La postérité de Pareto dans les sciences sociales

L'influence de Pareto se prolonge bien au-delà de son époque et de ses disciplines d'origine. En économie, l'optimum et le critère d'efficacité qui porte son nom sont devenus des notions élémentaires de la théorie du bien-être, enseignées dans tous les cursus. Le vocabulaire parétien — « amélioration parétienne », « optimum de Pareto », « Pareto-efficace » — fait partie du langage courant des économistes.

En sociologie et en science politique, sa théorie des élites a nourri toute une tradition de réflexion sur le pouvoir, aux côtés d'autres penseurs des élites de la même période. L'idée que toute société, y compris démocratique, est en réalité dirigée par une minorité, et que le changement politique passe par le renouvellement de cette minorité, a alimenté de nombreux débats sur la nature réelle de la démocratie.

Enfin, le « principe de Pareto » ou règle des 80/20 a connu une diffusion considérable dans les pratiques de gestion, de logistique et de contrôle qualité, où il sert de guide pour concentrer les efforts sur le petit nombre de facteurs les plus déterminants. Peu de chercheurs peuvent se prévaloir d'une postérité aussi large, s'étendant de la théorie économique la plus abstraite jusqu'aux méthodes concrètes du management.

FAQ — Pareto

Vilfredo Pareto (1848-1923) était un économiste et sociologue italien, formé aux sciences et à l'ingénierie.
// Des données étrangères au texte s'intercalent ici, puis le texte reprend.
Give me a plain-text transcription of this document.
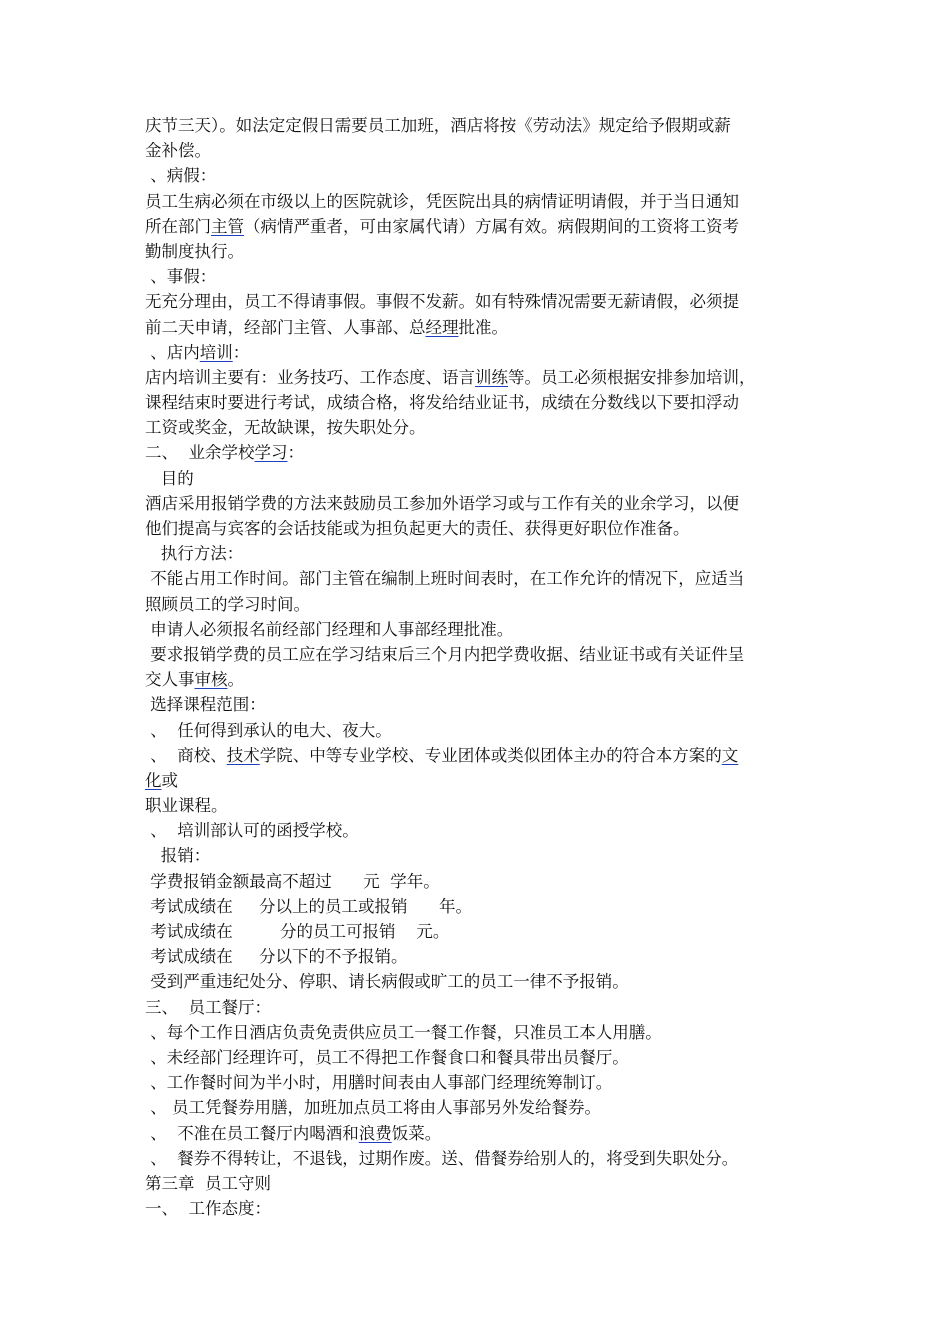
庆节三天）。如法定定假日需要员工加班，酒店将按《劳动法》规定给予假期或薪
金补偿。
、病假：
员工生病必须在市级以上的医院就诊，凭医院出具的病情证明请假，并于当日通知
所在部门主管（病情严重者，可由家属代请）方属有效。病假期间的工资将工资考
勤制度执行。
、事假：
无充分理由，员工不得请事假。事假不发薪。如有特殊情况需要无薪请假，必须提
前二天申请，经部门主管、人事部、总经理批准。
、店内培训：
店内培训主要有：业务技巧、工作态度、语言训练等。员工必须根据安排参加培训，
课程结束时要进行考试，成绩合格，将发给结业证书，成绩在分数线以下要扣浮动
工资或奖金，无故缺课，按失职处分。
二、  业余学校学习：
目的
酒店采用报销学费的方法来鼓励员工参加外语学习或与工作有关的业余学习，以便
他们提高与宾客的会话技能或为担负起更大的责任、获得更好职位作准备。
执行方法：
不能占用工作时间。部门主管在编制上班时间表时，在工作允许的情况下，应适当
照顾员工的学习时间。
申请人必须报名前经部门经理和人事部经理批准。
要求报销学费的员工应在学习结束后三个月内把学费收据、结业证书或有关证件呈
交人事审核。
选择课程范围：
、  任何得到承认的电大、夜大。
、  商校、技术学院、中等专业学校、专业团体或类似团体主办的符合本方案的文
化或
职业课程。
、  培训部认可的函授学校。
报销：
学费报销金额最高不超过      元  学年。
考试成绩在     分以上的员工或报销      年。
考试成绩在         分的员工可报销    元。
考试成绩在     分以下的不予报销。
受到严重违纪处分、停职、请长病假或旷工的员工一律不予报销。
三、  员工餐厅：
、每个工作日酒店负责免责供应员工一餐工作餐，只准员工本人用膳。
、未经部门经理许可，员工不得把工作餐食口和餐具带出员餐厅。
、工作餐时间为半小时，用膳时间表由人事部门经理统筹制订。
、 员工凭餐券用膳，加班加点员工将由人事部另外发给餐券。
、  不准在员工餐厅内喝酒和浪费饭菜。
、  餐券不得转让，不退钱，过期作废。送、借餐券给别人的，将受到失职处分。
第三章  员工守则
一、  工作态度：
Successeur de Walras à Lausanne, il a marqué l'économie du bien-être avec l'optimum de Pareto, la statistique des inégalités avec la loi de Pareto, et la sociologie politique avec la théorie de la circulation des élites.

L'optimum de Pareto désigne une situation dans laquelle il est impossible d'améliorer le sort d'un individu sans détériorer celui d'au moins un autre. C'est un critère d'efficacité de l'allocation des ressources, qui ne dit rien, en revanche, de la justice ou de l'équité de la répartition.

L'optimum de Pareto est un critère d'efficacité économique. La loi des 80/20, ou loi de Pareto, est une observation statistique montrant qu'une minorité concentre l'essentiel des richesses. La première relève de l'économie du bien-être, la seconde de l'analyse des inégalités : ce sont deux notions distinctes.

C'est la théorie sociologique selon laquelle toute société est dominée par une minorité, l'élite, qui se renouvelle en permanence. Les élites en place s'affaiblissent et sont remplacées par de nouvelles élites montantes. Pareto oppose les élites de « renards », gouvernant par la ruse, et de « lions », gouvernant par la force.

L'ophélimité est un terme forgé par Pareto pour désigner la capacité d'un bien à satisfaire un désir, indépendamment de tout jugement moral ou d'utilité au sens de bénéfice. Ce vocabulaire traduit son souci d'une analyse économique débarrassée des jugements de valeur.

Conclusion

Vilfredo Pareto occupe une place singulière dans l'histoire des sciences sociales, à la frontière de l'économie et de la sociologie. Son œuvre a livré des outils devenus incontournables : l'optimum de Pareto pour penser l'efficacité, la loi des 80/20 pour décrire les inégalités, la circulation des élites pour analyser le pouvoir. Autant de notions dont la fécondité explique qu'elles soient encore mobilisées, plus d'un siècle après leur formulation.

L'essentiel, pour bien s'en servir, est de ne jamais les confondre. L'optimum mesure l'efficacité sans rien dire de la justice ; la loi des 80/20 constate une concentration inégalitaire ; la circulation des élites décrit un renouvellement perpétuel des dominants. Manier Pareto avec cette rigueur, c'est se donner les moyens d'éclairer des questions aussi diverses que l'allocation des ressources, la répartition des richesses et la dynamique du pouvoir.